Come Martin & Lewis, Jack Lemmon e Walter Matthau o Gene Wilder e Richard Prior. Ad ogni strana coppia succede prima o poi di doversene stare alla larga per un bel po’ pur essendo fatti l’uno per l’altro. Così anche Method Man & Red Man, forse i due più famosi situation comedian del rap americano, hanno dovuto aspettare un decennio tondo tondo per dare un seguito al loro acclamato disco d’esordio “Blackout” (1999). E questo nonostante in mezzo non siano mancate le occasioni per lavorare insieme: dozzine di featuring congiunti in dischi propri o altrui, uno show televisivo di successo per la Fox, “How High”, che nel 2001 è diventato anche un film. E una popolarità in costante crescita per il duo anche al di fuori del rap system statunitense.
“Blackout 2” assomiglia, appunto, a una di quelle commedie hollywoodiane girate e prodotte come un meccanismo perfetto per ottimizzare le doti e l’affiatamento degli interpreti principali e i gusti del pubblico di riferimento. Ogni cosa è nella misura in cui dovrebbe essere, tutto perfettamente dosato e bilanciato, senza i rischiosi voli pindarici che comporterebbe un eccessivo spreco di originalità. Ma il divertimento è assicurato, anche perché siamo di fronte, comunque, a grandissimi professionisti nel loro genere. Attenuate le marcate sfumature horror-funk del primo capitolo, Method Man & Red Man propongono un hip-hop con le radici ben piazzate nell’underground (il Wu-Tang Clan, ovviamente, per il primo, la Def Squad e la scuola degli EPMD, per il secondo) e il fusto e la chioma protesi nel mainstream fino a lambire l’r’n’b e il pop da classifica più spudorato (ma non degenerato).

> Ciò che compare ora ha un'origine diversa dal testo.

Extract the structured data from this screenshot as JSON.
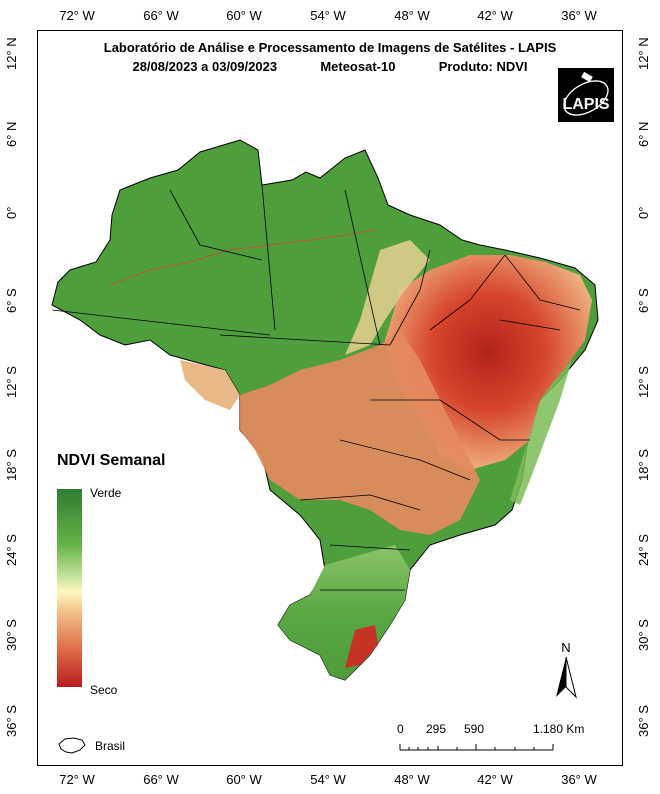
{
  "title_line1": "Laboratório de Análise e Processamento de Imagens de Satélites - LAPIS",
  "title_date": "28/08/2023  a  03/09/2023",
  "title_sensor": "Meteosat-10",
  "title_product": "Produto: NDVI",
  "logo_text": "LAPIS",
  "longitude_ticks": [
    "72° W",
    "66° W",
    "60° W",
    "54° W",
    "48° W",
    "42° W",
    "36° W"
  ],
  "latitude_ticks": [
    "12° N",
    "6° N",
    "0°",
    "6° S",
    "12° S",
    "18° S",
    "24° S",
    "30° S",
    "36° S"
  ],
  "legend": {
    "title": "NDVI Semanal",
    "high_label": "Verde",
    "low_label": "Seco",
    "outline_label": "Brasil"
  },
  "scale_bar": {
    "labels": [
      "0",
      "295",
      "590",
      "1.180 Km"
    ]
  },
  "north_label": "N",
  "colors": {
    "green": "#3f9a35",
    "light_green": "#a8d27a",
    "cream": "#f3d9a0",
    "orange": "#e0875a",
    "red": "#c62a1f"
  }
}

Anche le liriche sono quelle che ti aspetti da due giullari come loro, inutile setacciare i testi alla ricerca di un barlume di seriosità: umorismo demenziale à-la “Chapelle Show”, avànce pepate al gentil sesso, inni sperticati alla cannabis di cui i due rapper sono immarcescibili cultori, autoesaltazione di prammatica e bizzarri virtuosismi associativi.
Il risultato è un disco eclettico (come si evince anche dal numero esorbitante di produttori dalle attitudini così diverse: da Erick Sermon a Rockwilder, da Pete Rock a Bink!), catchy, acrobatico, che non disdegna escursioni di raffinatissima fattura. Dalla matrice mtv friendly di “Hey Zulu” e “I Know Sumptn” ad anthem battenti e bombastici come “Errbody Scream”, “Neva Herd Dis B 4” e “Dangerus Mcees” (passo scarno e hardcore e armonie adeguatamente innodiche); dal g-funk di “A-Yo” (morbida e soul), “A Lil Bit” (sexy e ballabile) e “City Lights” (più serrata e tagliente) allo stringato “bumbap” sintetico di “I’m Done Nigga” e “How Bout Dat”.
Una sufficienza più che meritata, fin qui, visto che i pezzi che alzano il voto e fanno la differenza abbiamo preferito tenerli per ultimo: a cominciare dal singolo “Mrs International”, ballad rap-soul in smagliante abito Motown (il campione è dei Blue Notes), proseguendo con “Father’s Day”, oldschool ultra-minimale animata da un timbro blaxploitation acido e riverberato, e concludendo in bellezza con “4 Minutes To Lock Down”, street-rap scarno e tirato con lo sbuffo dei fiati a loop su cassa e rullante e i featuring imprescindibili di due fuoriclasse del Clan come Raekwon e Ghostface Killah (la cui strofa, in particolare, è un gioiellino hardboiled).
Hip-hop medio d’autore per un blockbuster che, tutto sommato, ha le carte in regole per mettere d’accordo pubblico e critica. Anche se riconferma la regola non scritta che raramente un sequel eguaglia (o supera) l’originale.